Surrey Memorial Hospital’s critical care tower officially opened this month, expanding the hospital’s teaching space for medical students and medical residents.
Surrey Memorial is one of 11 Clinical Academic Campuses of the Faculty of Medicine, and one of two (along with Royal Columbian Hospital in New Westminster) in the Fraser Health region. The eight-story tower includes a simulation lab with life-like mannequins to practice clinical skills and teamwork, on-call rooms (spaces for students and residents to sleep or study when not tending to patients), clinical teaching rooms (fully-equipped examination rooms that allow students and residents to interact with patients and their instructors without interruption from other hospital activities), a conference room and a 125-seat lecture theatre.
The tower, part of the hospital’s $512-million redevelopment and expansion, creates an additional 151 beds for Surrey Memorial, increasing the in-patient capacity by 30 per cent, and adds an additional 650 direct care staff and over 300 clinical support staff.
The tower will double the capacity of the neonatal intensive care unit (NICU) for high-risk babies and includes B.C.’s first Ronald McDonald Family Room where parents can take a break while being just steps away from their child in hospital. The tower also has expanded stroke and intensive care units, an expanded hospital laboratory that uses new robotics and automated technology, and a new neonatal and paediatric pharmacy right in the NICU — the first of its kind in Canada.

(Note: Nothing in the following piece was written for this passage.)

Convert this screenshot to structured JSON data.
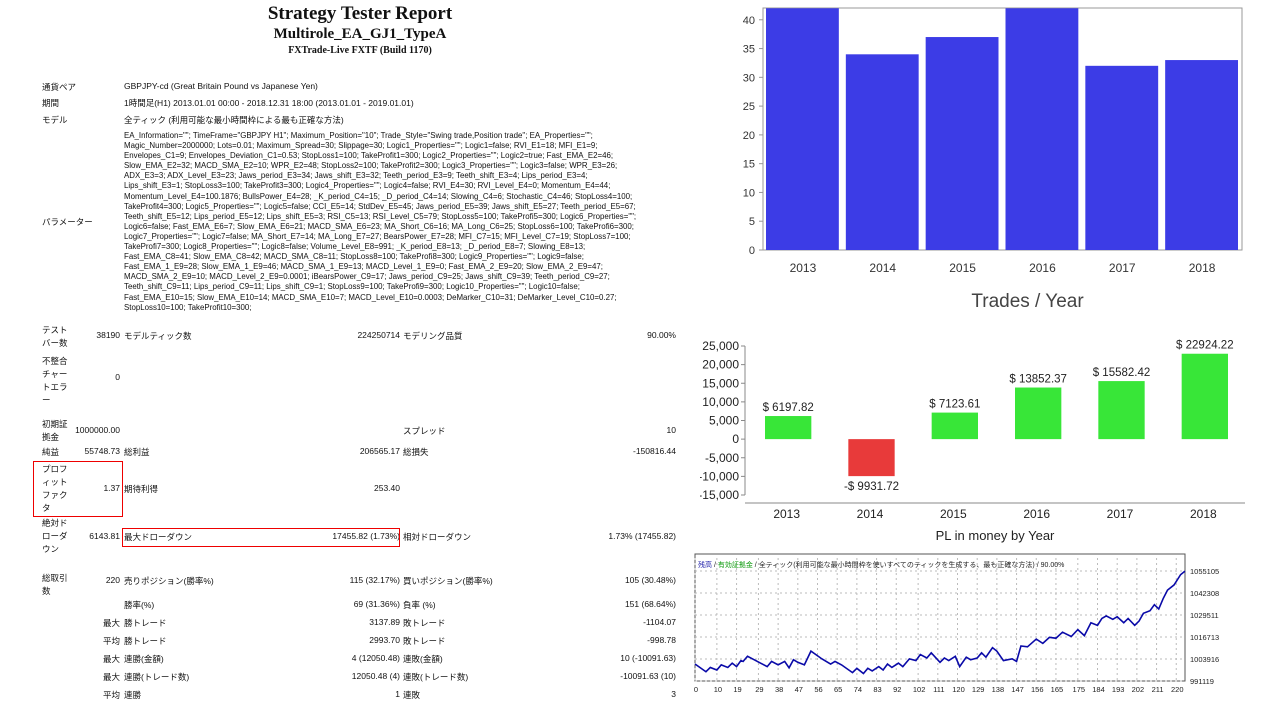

“Thanks to this new facility, health-care professionals will be able to deliver the best-possible care for families in a larger, modern environment with more beds, space, equipment and staff,” said the Hon. Terry Lake, B.C.’s Minister of Health. “The critical care tower will go a long way in meeting the health-care needs of the rapidly growing Fraser Valley.”
In October 2013, Fraser Health, together with the Government of B.C., officially opened Surrey Memorial’s new emergency department, Canada’s second-largest and the province’s busiest, with more than 117,000 visits last year, an increase of more than 17% from the previous year.